Onye Ndika

Artist
Fishers, Indiana, USA
As an artist, I enjoy pondering aspects of geometric complexity in nature as well as modern & industrial design. More than anything else, I love creating with glass beads. Most of my jewelry pieces are explorations and representations of platonic & Archimedean geometry, and experiments with hydrocarbon structures such as graphene. My heart’s desire is to integrate an analytical process with my creative intuition in order to manifest high-quality, sculptural art pieces that are functional, thought-provoking, inspirational and engaging. This is simply one of the many gifts God has given to me; I believe strongly that creating this art is my life’s purpose. I want to use my creative abilities to inspire others that wish to do the same.
Anemone Ball
4 x 4 x 4 cm
Glass seed beads: sizes 6-20; 6 lb monofilament
2019
This orb was an experiment in hyper-layering of seed beads using netting, right-angle weave, peyote stitch, square stitch and triangle weave.
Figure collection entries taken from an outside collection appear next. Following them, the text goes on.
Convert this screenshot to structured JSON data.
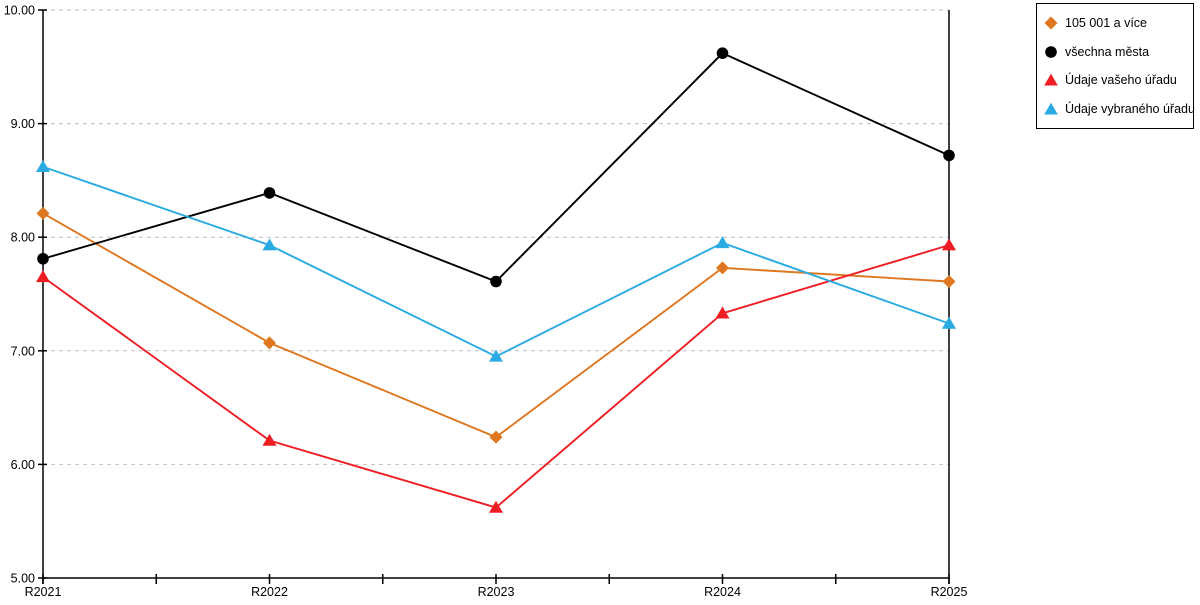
{
  "chart_data": {
    "type": "line",
    "title": "",
    "xlabel": "",
    "ylabel": "",
    "categories": [
      "R2021",
      "R2022",
      "R2023",
      "R2024",
      "R2025"
    ],
    "series": [
      {
        "name": "105 001 a více",
        "marker": "diamond",
        "color": "#DE771F",
        "values": [
          8.21,
          7.07,
          6.24,
          7.73,
          7.61
        ]
      },
      {
        "name": "všechna města",
        "marker": "circle",
        "color": "#000000",
        "values": [
          7.81,
          8.39,
          7.61,
          9.62,
          8.72
        ]
      },
      {
        "name": "Údaje vašeho úřadu",
        "marker": "triangle",
        "color": "#EE1D23",
        "values": [
          7.65,
          6.21,
          5.62,
          7.33,
          7.93
        ]
      },
      {
        "name": "Údaje vybraného úřadu",
        "marker": "triangle",
        "color": "#29ABE2",
        "values": [
          8.62,
          7.93,
          6.95,
          7.95,
          7.24
        ]
      }
    ],
    "yaxis": {
      "min": 5,
      "max": 10,
      "ticks": [
        {
          "value": 10,
          "label": "10.00"
        },
        {
          "value": 9,
          "label": "9.00"
        },
        {
          "value": 8,
          "label": "8.00"
        },
        {
          "value": 7,
          "label": "7.00"
        },
        {
          "value": 6,
          "label": "6.00"
        },
        {
          "value": 5,
          "label": "5.00"
        }
      ]
    },
    "xaxis": {
      "minor_ticks_per_interval": 2
    },
    "grid": {
      "show": true,
      "style": "dashed",
      "color": "#BFBFBF"
    },
    "legend": {
      "position": "top-right",
      "border_color": "#000000"
    },
    "axis_color": "#000000"
  }
}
At the deepest center of the sphere, the construction stems from the icosahedron. I drew inspiration from the rhombic triacontahedron. However, the finishing step created a fascinating boundary for the gunmetal (dark grey) and sapphire blue protrusions--reminding me of sea anemone--and resulting in a small rhombicosidodecahedron.
Blastula 120
3 x 3 x 3 cm
Glass seed beads (size 8-20), Czech glass beads (4mm)
2018
Experimental exploration of repetitive layering, using triangle weave, right angle weave, peyote stitch and netting. The resulting sphere is analogous to the rhombic triacontahedron. However, instead of constructing the rhombuses at those locations, cavities were intentionally created in an oceanic colorway, giving the aesthetic of a blastula. In contrast, a natural blastula is known to be hollow, but the cavities create 42 points of entry where glimpses of the inner layering can be seen.